It seems like there are so many subfields linked to Machine Learning. Is there a book or a blog that gives an overview of those different fields and what each of them do, maybe how to get started, and what background knowledge is required?
13 Answers
Here's the best description I've ever heard of Machine Learning:
Machine learning is actually a software method. It's a way to generate software. So, it uses statistics but it's fundamentally... it's almost like a compiler. You use data to produce programs. - John Platt, Distinguished Scientist at Microsoft Research in his Future of AI series talk (2:17:53)
Some even argue that "everything that algorithms was to computer science 15 years ago, machine learning is today."
For more details, I'd recommend starting out with a fun intro to what's possible such as Peter Norvig's Theorizing from Data talk, a peek at what DeepMind is doing, or more recently the Future of AI series of talks (that I quoted from above).
Next get your hands dirty with Jeremy Howard's "Getting In Shape For The Sport of Data Science." It's a great pragmatic overview of actually working with data.
Once you've played around a bit, watch Ben Hamner's "Machine Learning Gremlins" for a nice pragmatic disclaimer of what can easily go wrong when doing machine learning.
I wrote a blog post "Computing Your Skill" after spending months trying to understand TrueSkill, the ML system that does matchmaking and ranking on Xbox Live. The post goes into some foundational statistics needed for further study in machine learning.
Perhaps the best way to learn is to just try it. One approach is to try a Kaggle competition that sounds interesting to you. Even though I don't do great on the leaderboards there, I always learn things when I try a competition.
After that you've done the above, I'd then recommend something more formal like Andrew Ng's online class. It's at the college level, but approachable. If you've done all the above steps, you'll be more motivated to not give up when you hit some harder things.

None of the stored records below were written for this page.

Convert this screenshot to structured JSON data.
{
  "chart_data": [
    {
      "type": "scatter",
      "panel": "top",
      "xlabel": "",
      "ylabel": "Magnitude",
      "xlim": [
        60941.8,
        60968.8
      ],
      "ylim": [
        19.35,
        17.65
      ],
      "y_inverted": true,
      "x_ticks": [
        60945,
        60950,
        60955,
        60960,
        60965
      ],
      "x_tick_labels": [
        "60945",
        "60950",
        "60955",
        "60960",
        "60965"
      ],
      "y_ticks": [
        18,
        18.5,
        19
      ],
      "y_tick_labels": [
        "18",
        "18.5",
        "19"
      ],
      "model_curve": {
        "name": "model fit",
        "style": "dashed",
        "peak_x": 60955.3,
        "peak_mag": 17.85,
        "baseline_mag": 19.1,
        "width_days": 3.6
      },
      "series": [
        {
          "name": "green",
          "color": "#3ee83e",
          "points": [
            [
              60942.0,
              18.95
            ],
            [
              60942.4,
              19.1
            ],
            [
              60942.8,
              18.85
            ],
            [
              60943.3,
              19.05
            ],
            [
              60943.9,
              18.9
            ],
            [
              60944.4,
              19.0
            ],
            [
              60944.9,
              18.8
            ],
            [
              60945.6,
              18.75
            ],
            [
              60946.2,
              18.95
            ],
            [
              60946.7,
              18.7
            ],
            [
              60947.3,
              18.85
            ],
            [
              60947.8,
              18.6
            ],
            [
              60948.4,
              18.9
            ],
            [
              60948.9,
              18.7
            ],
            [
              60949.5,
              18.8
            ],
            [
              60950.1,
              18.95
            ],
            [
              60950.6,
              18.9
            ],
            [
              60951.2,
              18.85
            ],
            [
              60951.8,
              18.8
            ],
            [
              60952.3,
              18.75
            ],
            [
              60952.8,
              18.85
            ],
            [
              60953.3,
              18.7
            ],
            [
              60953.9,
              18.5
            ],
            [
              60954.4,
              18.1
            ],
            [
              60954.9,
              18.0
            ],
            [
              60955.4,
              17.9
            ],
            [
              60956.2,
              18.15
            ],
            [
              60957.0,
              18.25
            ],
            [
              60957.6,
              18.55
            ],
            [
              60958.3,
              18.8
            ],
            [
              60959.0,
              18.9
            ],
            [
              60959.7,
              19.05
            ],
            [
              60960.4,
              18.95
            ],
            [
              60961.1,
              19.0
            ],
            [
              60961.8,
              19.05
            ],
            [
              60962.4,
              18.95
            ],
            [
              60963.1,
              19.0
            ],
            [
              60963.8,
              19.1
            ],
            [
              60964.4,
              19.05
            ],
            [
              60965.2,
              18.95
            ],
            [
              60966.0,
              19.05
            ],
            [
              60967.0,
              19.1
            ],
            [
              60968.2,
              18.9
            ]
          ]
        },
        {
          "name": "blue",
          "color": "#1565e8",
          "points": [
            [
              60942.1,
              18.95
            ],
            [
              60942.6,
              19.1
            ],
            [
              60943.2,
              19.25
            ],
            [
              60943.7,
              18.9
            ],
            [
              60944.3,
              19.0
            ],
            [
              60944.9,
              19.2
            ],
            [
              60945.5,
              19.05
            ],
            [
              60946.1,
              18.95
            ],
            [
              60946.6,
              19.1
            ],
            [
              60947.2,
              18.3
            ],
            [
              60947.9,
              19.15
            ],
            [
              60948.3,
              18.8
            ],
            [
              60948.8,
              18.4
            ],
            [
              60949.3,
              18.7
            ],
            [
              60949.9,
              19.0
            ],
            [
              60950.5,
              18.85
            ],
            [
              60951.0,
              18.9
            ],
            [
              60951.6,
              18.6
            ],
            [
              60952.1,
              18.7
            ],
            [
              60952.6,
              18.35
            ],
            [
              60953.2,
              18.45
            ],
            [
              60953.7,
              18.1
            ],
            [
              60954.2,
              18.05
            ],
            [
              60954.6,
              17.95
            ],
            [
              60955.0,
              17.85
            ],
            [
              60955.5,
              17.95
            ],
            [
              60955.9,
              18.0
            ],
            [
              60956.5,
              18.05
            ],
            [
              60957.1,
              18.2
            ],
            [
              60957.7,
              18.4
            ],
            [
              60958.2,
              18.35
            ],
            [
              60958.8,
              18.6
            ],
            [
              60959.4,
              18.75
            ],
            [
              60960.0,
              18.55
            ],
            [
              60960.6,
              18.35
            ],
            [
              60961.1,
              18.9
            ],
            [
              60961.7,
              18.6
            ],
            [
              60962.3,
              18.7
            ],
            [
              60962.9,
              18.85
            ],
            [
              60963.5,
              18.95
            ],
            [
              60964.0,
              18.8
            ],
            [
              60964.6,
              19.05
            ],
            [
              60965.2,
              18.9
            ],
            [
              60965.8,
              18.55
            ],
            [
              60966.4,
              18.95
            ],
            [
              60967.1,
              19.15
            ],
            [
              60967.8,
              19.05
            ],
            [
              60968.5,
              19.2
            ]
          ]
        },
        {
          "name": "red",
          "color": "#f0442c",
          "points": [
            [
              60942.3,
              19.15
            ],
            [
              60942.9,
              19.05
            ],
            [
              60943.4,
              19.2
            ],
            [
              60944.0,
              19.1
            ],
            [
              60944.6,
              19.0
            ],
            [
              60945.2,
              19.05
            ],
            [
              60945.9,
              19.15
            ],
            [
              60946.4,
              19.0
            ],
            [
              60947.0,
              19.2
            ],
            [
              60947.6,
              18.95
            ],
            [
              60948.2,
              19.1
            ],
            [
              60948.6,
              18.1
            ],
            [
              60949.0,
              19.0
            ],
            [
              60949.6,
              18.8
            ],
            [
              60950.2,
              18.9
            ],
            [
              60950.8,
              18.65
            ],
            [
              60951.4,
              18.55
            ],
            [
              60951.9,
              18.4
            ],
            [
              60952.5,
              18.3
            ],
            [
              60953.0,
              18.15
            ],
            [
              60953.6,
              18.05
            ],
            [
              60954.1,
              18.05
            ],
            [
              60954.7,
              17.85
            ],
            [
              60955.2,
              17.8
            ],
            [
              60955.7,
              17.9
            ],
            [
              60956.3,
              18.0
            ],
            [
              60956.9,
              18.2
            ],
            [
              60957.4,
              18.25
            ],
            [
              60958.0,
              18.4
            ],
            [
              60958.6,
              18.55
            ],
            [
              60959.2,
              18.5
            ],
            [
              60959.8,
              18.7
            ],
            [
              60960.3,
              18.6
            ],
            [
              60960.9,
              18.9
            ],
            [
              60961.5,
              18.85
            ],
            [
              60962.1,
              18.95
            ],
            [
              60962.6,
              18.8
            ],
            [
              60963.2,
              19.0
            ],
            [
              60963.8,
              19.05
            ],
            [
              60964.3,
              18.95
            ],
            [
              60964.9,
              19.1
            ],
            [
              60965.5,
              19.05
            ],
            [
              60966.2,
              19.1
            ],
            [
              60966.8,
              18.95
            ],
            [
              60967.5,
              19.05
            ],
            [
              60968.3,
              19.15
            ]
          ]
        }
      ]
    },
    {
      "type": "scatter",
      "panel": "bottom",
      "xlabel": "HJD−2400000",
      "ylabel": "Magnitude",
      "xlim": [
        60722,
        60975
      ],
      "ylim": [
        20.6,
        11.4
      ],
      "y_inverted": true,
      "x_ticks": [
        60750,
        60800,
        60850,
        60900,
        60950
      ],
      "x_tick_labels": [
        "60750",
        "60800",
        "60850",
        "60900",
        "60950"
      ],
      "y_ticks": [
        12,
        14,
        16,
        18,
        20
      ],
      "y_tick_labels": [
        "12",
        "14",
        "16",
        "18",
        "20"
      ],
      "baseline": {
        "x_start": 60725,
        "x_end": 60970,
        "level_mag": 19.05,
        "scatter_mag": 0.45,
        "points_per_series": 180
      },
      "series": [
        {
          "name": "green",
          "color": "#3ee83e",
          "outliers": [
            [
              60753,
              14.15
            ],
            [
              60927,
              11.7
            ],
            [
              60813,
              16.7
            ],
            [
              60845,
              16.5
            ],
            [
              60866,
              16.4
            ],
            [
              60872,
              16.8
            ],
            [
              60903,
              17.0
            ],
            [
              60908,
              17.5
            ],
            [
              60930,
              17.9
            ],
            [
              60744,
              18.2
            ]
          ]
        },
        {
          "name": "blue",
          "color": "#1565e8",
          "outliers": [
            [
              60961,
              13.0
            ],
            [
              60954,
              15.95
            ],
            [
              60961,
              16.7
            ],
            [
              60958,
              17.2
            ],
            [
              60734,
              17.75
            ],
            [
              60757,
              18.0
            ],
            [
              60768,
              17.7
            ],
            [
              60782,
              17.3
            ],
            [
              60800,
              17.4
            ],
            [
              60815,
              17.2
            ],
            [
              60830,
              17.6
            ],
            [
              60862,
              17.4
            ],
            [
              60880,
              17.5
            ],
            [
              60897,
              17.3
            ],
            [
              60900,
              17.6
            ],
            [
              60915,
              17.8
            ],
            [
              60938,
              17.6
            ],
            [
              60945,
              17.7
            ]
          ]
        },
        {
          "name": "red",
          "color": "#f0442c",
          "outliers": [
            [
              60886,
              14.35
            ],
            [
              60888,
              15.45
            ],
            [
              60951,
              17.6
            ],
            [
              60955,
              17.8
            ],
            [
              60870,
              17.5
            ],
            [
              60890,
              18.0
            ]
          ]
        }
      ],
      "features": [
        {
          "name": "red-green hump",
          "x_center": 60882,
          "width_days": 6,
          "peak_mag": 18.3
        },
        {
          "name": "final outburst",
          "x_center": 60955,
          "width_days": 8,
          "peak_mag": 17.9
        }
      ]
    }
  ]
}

As you continue, you'll learn about things such as R and its many packages, SciPy, Cross Validation, Bayesian thinking, Deep Learning, and much much more.
DISCLAIMER: I work at Kaggle and several of the above links mention Kaggle, but I believe they're a fantastic place to start.
videolectures.net has a large collection of Machine Learning videos . One very good technical introductory lecture on the site is Machine Learning, Probability and Graphical Models by Sam Roweis.
A good overview of the field is Tom Mitchell's seminar The Discipline and Future of Machine Learning. Here is a direct link to the video [mov]. And the Syllabus page has a good list of recommended texts:
- Neural Networks for Pattern Recognition by Christopher Bishop
- Pattern Classification by Richard Duda et. al.
- The Elements of Statistical Learning: Data Mining, Inference and Prediction by T.R. Hastie et. al.
- Information Theory, Inference, and Learning Algorithms by David MacKay
- Machine Learning by Tom Mitchell
Ethem Alpaydin's Introduction to Machine Learning is a pretty accessible overview of the field.
If you're feeling overwhelmed by the other options you might want to start with it first.
Two of the best textbooks out there are:
Pattern Classification by Duda and Hart, and
Pattern Recognition and Machine Learning by Bishop.
Another good resource is MIT's Open CourseWare site for their Machine Learning class.
I really like the Machine Learning course on Coursera. I find the short lectures very easy to digest.
I found "Programming Collective Intelligence" to be the book that really helped me (with practical examples) and an "Algorithm Beastiary" at the end.
Artificial Intelligence: A Modern Approach is the most common text book for introductory AI courses.
Witten and Frank's book on Data Mining is a little easier to digest if that topic is what appeals to you.
You are right to feel that there are lots of sub-fields to ML.
Machine Learning in general is basically just the idea of Algorithms which improve over time. If you're simply curious, some random topics that come to mind include:
Classification, Association analysis, Clustering, Decision Trees, Genetic Algorithms, Concept Learning
As far as books go:
I'm currently using Introduction to Data Mining for a course right now. It covers quite a few of the topics I've listed above and usually has examples of algorithms/uses in each section.
You don't need too much background knowledge to understand a lot of the topics. Most algorithms have some math underlying them which is used to improve the results, and you obviously need to be comfortable with general programming/data structures.
Try A First Encounter with Machine Learning, it's a freely available course for undergraduate level.